Gono only seems to be seeking IMF goodwill. “At the moment, we are saying no to technical assistance,” he told the business community in Bulawayo recently. “Let outsiders stand by and watch. Let us feel the pain ourselves and see those who will say we are implementing things that come from Mars.”
Observers say while Gono is committed to paying off the debt, he is likely to face a tough time because the government is relying too much on his monetary policy, which alone cannot turn the economy around. “It can only slow down the collapse, but it will not turn around the economy,” Bloch said.
He said there was need for harmony between the monetary policy and the fiscal policy as well as an improvement in the political environment for the economy to turn around. The IMF team that was in the country said the same thing.
It said there was need to consistently focus monetary policy on taming inflation and reducing pressure on the exchange rate, taking into account the vulnerability of the banking system.
There was also need to gear fiscal policy to support monetary tightening, and to use the exchange rate decisively to reinvigorate exports and contain import demand.
It also called for the resumption of tripartite discussions on Zimbabwe’s economic challenges in a concerted and comprehensive way involving all social partners.
Local economists said the government continued to overspend. The budget deficit which had been predicted at 7.5 percent of gross domestic product could shoot up to 12 to 15 percent. This kind of deficit was unsustainable.
There was also need to for incentives for exporters to bring in more foreign currency because the current auction system was not good enough. Companies that are releasing their results for December are saying the exchange rate offered at the auction cannot meet the costs of ongoing operations.

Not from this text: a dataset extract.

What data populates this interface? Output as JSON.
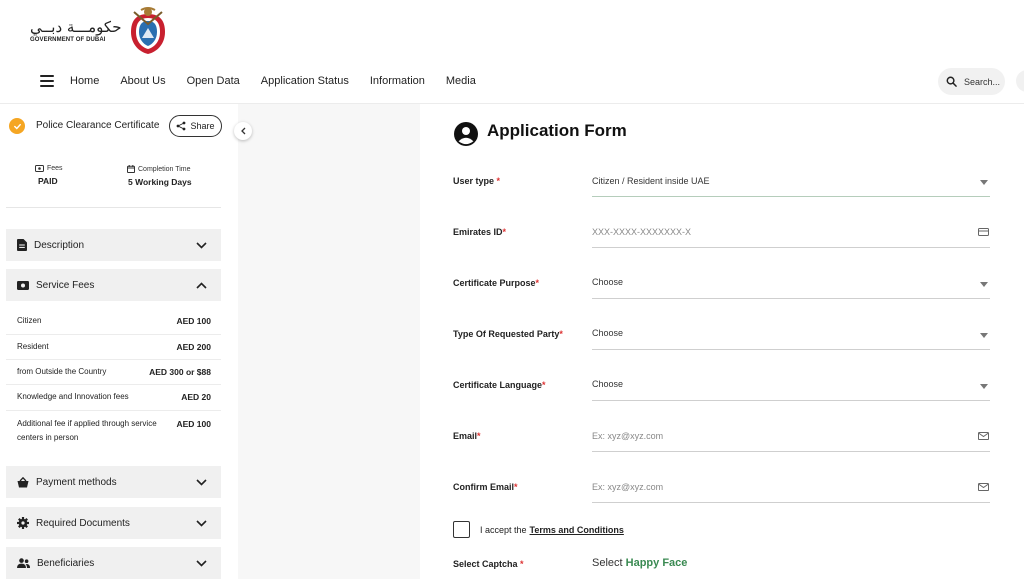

On the political front, the government, or the ruling ZANU-PF, has done very little to improve democracy in the country. Instead, it continues with its confrontational stance in which everyone who does not agree with it is an enemy.
The violence that erupted during the Zengeza by-election held last weekend, in which at least one person was killed, testifies to the lack of political tolerance in the country. Information Minister Jonathan Moyo demonstrated the confrontational attitude that could be costing the country dearly when he lambasted the Bush administration for saying the by-election was not free and fair.
“The Bush noise over the outcome of the Zengeza by-election is because of one reason only: the defeat of a puppet party by an intelligent electorate that is now refusing to be used as a playground for delinquent opposition legislators who would rather run away to sell vegetables in London and wash white bodies in British mortuaries than represent their constituencies in Zimbabwe,” Moyo said in apparent reference to exiled former MDC legislator Tafadzwa Musekiwa who abandoned the Zengeza seat to go into exile in Britain claiming his life was in danger.
It is not clear whether Moyo’s sentiments are in tandem with the tone set by President Robert Mugabe in his State of the Nation address on December 2. Mugabe seemed to be more accommodative as he sought to root out corruption and get the country back onto the path to recovery.
“The smart-partnership binding government, business and labour should be reinvented to supercede the current negative culture of name-calling, finger-pointing and duplicitous behaviour,” he said. “We are all witnesses to the futility and high cost of trying to build an economy in a social environment poisoned by pointless conflict.”